Artikel 2.2 Wanneer past de gemeente de Wet Bibob toe als iemand al een vergunning heeft (verleende vergunning)?

  • 1. De gemeente start een eigen onderzoek bij verleende vergunningen als beide situaties hieronder voorkomen:

    • a.

      De gemeente krijgt een melding dat de persoon die de vergunning heeft gekregen de vergunning op naam van iemand anders wil zetten (wijziging aanvrager of vergunninghouder zoals bedoeld in artikel 5.37 van de Omgevingswet)

      én

    • b.

      Eén of meerdere activiteiten waarvoor de vergunning geldt een risicoactiviteit is (zie bijlage 1) en/of in een risicogebied gebeuren (zie bijlage 2). Bij omgevingsvergunningen kan dit alleen als aan de voorwaarden is voldaan van artikel 5.40 van de Omgevingswet (bevoegdheid tot wijziging voorschriften omgevingsvergunning en intrekking omgevingsvergunning).

  • 2. De gemeente kan een eigen onderzoek starten bij een verleende vergunning als:

    • a.

      de gemeente de activiteit of het gebied waarvoor de vergunning geldt na het verlenen van de vergunning heeft toegevoegd aan de risicoactiviteiten (zie bijlage 1) of risicogebieden (zie bijlage 2).

    • b.

      de leidinggevende(n) en/of zeggenschaphebbende(n) van de persoon die de vergunning heeft gekregen is/zijn veranderd.

    • c.

      de gemeente dit nodig vindt door eigen ambtelijke informatie en/of informatie van één van de partners van het samenwerkingsverband RIEC.

    • d.

      de gemeente een tip heeft ontvangen van het Landelijk Bureau Bibob zoals bedoeld in artikel 11 van de Wet Bibob.

    • e.

      de gemeente een tip heeft ontvangen van de officier van justitie, een ander bestuursorgaan dat de Wet Bibob mag uitvoeren, of een rechtspersoon met een overheidstaak die de Wet Bibob mag uitvoeren, zoals bedoeld in artikel 26 van de Wet Bibob.

Artikel 2.3 Wanneer past de gemeente de Wet Bibob toe bij subsidies?
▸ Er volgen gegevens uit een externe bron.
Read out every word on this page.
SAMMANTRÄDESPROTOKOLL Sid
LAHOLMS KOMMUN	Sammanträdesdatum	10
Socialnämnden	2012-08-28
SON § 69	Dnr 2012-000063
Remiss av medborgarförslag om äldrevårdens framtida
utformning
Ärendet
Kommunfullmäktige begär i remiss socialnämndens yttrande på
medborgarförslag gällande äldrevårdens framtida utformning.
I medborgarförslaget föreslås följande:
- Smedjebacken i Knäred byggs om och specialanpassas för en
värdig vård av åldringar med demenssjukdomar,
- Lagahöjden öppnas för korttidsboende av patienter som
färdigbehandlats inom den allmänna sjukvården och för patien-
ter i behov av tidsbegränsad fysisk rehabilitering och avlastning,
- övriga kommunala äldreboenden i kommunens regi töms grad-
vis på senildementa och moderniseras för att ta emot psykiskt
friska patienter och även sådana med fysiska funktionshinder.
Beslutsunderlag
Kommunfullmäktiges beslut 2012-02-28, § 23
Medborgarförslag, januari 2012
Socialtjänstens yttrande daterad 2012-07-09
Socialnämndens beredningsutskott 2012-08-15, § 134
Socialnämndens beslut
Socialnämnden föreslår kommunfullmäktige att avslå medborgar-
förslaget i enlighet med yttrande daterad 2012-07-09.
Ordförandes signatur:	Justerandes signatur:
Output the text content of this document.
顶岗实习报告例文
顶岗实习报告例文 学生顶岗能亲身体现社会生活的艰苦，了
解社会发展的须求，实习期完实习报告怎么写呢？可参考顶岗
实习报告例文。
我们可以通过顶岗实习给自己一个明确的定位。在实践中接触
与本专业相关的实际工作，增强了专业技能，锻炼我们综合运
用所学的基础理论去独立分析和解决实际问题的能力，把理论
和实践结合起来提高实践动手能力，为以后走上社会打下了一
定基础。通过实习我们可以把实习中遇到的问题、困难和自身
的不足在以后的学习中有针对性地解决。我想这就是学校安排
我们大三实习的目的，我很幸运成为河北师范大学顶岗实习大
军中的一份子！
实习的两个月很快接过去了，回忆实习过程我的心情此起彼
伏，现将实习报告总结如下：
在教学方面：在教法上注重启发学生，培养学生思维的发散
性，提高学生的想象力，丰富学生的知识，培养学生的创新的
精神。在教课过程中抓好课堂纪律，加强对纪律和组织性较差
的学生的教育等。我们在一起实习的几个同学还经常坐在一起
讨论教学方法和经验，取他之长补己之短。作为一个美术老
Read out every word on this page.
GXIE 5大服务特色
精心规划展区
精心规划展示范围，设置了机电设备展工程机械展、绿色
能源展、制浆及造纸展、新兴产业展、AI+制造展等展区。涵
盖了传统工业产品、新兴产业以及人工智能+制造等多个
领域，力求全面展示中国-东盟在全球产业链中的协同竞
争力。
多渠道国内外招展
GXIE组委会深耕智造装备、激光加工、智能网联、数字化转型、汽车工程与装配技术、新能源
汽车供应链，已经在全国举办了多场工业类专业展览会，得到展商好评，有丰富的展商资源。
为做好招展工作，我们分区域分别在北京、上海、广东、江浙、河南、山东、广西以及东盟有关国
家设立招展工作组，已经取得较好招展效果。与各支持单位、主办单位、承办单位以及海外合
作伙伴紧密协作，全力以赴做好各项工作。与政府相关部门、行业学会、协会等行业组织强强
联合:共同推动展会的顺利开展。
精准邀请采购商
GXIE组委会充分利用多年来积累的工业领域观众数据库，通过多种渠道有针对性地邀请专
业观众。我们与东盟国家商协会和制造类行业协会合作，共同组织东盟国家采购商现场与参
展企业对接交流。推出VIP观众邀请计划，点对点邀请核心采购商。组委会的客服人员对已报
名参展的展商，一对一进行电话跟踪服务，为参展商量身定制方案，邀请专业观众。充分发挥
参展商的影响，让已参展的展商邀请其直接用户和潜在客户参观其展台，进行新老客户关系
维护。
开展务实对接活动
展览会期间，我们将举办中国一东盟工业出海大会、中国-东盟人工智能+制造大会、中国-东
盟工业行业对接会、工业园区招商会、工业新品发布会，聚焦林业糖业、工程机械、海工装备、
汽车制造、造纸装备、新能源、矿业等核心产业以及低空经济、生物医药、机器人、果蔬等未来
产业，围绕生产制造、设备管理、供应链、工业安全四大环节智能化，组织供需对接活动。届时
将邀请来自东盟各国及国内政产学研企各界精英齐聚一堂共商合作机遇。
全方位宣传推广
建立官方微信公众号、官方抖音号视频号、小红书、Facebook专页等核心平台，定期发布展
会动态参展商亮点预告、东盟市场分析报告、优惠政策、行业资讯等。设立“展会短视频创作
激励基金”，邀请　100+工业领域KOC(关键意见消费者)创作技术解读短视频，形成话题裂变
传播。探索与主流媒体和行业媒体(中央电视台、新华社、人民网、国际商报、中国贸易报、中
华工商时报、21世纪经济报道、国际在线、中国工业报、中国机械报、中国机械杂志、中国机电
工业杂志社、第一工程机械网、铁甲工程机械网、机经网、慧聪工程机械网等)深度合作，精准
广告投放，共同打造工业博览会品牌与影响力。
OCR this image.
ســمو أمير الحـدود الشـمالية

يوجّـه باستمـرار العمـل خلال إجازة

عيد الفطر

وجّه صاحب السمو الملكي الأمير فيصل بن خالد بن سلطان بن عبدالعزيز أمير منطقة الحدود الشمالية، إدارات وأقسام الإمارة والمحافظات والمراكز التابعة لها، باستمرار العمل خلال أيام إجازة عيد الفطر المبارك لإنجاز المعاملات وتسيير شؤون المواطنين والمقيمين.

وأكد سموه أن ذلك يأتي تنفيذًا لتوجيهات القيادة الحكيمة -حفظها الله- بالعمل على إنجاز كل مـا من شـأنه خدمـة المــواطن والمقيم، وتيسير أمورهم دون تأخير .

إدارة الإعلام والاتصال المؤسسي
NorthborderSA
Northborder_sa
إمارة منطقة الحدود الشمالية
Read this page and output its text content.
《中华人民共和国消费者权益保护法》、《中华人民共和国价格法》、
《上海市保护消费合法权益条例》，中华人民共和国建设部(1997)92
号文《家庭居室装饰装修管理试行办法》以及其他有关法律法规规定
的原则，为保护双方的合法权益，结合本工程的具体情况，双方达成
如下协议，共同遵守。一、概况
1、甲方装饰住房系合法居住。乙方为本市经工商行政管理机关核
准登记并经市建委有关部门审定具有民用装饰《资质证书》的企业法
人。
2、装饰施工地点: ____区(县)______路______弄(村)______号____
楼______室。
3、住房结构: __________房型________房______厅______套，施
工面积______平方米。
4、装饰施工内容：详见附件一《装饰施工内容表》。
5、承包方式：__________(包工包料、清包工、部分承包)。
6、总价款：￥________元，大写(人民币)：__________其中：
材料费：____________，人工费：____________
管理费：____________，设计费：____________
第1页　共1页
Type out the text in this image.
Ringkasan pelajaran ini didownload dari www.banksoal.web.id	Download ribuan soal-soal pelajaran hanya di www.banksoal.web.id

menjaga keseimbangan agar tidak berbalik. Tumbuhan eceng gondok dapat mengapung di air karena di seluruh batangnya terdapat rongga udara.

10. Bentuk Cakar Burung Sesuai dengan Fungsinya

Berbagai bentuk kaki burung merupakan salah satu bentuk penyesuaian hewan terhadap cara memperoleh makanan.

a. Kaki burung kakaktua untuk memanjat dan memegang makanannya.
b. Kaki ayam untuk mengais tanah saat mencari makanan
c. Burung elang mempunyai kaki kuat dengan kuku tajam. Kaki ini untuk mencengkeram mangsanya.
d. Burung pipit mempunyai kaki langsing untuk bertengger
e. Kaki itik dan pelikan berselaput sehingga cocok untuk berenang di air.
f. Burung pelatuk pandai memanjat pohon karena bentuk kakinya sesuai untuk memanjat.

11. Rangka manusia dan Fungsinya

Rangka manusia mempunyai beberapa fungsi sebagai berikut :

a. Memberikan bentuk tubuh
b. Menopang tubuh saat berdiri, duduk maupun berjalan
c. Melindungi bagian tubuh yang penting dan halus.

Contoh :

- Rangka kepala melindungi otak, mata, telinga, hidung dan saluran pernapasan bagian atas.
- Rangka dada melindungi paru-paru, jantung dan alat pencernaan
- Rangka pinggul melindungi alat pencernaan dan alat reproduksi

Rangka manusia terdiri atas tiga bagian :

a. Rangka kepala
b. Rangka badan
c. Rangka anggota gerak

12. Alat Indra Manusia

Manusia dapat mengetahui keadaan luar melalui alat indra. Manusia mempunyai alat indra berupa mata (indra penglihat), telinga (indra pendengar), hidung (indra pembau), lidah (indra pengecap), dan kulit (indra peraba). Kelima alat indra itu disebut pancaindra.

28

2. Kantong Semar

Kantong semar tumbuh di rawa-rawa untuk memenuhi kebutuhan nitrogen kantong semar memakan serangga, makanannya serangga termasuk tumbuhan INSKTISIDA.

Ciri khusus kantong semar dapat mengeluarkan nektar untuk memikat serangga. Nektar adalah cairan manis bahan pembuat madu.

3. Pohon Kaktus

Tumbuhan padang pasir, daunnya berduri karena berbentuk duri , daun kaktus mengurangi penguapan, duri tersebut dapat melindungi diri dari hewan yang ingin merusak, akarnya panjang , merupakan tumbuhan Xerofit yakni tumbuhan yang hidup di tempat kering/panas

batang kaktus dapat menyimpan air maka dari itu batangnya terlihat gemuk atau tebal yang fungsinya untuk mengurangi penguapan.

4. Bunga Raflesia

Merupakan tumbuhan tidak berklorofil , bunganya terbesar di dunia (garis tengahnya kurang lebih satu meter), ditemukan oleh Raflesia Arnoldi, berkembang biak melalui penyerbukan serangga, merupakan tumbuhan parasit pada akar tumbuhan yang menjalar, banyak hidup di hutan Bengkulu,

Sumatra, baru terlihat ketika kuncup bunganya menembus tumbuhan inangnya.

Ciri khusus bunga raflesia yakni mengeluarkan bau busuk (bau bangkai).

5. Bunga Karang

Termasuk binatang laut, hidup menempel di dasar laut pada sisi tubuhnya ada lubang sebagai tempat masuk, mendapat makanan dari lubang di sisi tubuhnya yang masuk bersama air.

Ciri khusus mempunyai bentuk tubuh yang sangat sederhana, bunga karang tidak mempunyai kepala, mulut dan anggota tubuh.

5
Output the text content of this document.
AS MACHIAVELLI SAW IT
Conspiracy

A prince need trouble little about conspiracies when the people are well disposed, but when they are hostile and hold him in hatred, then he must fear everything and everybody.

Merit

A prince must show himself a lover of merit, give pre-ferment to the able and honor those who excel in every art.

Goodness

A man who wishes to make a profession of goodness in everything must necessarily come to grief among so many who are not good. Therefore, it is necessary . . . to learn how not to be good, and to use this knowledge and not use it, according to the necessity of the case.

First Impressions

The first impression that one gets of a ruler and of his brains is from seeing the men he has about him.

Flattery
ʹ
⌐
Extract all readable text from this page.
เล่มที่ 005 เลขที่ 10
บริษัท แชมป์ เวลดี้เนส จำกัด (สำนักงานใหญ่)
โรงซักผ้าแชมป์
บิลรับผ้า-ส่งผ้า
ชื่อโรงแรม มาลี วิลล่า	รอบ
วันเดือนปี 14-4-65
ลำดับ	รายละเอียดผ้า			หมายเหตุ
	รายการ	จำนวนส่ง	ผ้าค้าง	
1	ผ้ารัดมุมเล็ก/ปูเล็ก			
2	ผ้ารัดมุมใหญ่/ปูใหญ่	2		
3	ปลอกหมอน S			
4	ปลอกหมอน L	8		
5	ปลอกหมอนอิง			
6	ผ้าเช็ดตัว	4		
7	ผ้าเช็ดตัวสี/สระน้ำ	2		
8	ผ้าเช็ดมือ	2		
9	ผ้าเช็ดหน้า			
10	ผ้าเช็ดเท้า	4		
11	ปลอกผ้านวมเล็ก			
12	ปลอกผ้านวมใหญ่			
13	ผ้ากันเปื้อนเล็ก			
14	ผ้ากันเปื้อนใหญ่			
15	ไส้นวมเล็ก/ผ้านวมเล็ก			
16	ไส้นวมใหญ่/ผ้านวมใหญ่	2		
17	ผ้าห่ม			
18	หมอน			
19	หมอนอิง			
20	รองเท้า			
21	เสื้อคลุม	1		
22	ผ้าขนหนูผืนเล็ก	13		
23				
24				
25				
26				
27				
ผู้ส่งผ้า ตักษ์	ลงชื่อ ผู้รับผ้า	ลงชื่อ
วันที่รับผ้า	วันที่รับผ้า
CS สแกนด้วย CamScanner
De gemeente kan een eigen Bibob-onderzoek starten bij een aanvraag voor een subsidie of een (deels) goedgekeurde subsidie zoals bedoeld in de Algemene subsidieverordening gemeente Katwijk 2018 als:

  • a.

    De activiteit waarvoor de subsidie geldt onder één of meer van de risicoactiviteiten valt (zie bijlage 1) en/of in een van de risicogebieden gebeurt (zie bijlage 2).

  • b.

    De gemeente dit nodig vindt door eigen ambtelijke informatie en/of informatie van één van de partners van het samenwerkingsverband RIEC.

  • c.

    De gemeente een tip heeft ontvangen van het Landelijk Bureau Bibob, zoals bedoeld in artikel 11 van de Wet Bibob.

  • d.

    De gemeente een tip heeft ontvangen van de officier van justitie, een ander bestuursorgaan dat de Wet Bibob mag uitvoeren of een rechtspersoon met een overheidstaak die de Wet Bibob mag uitvoeren, zoals bedoeld in artikel 26 van de Wet Bibob.

Artikel 2.4 Wat gebeurt er als iemand weigert de Bibob-vragenformulieren (helemaal) in te vullen?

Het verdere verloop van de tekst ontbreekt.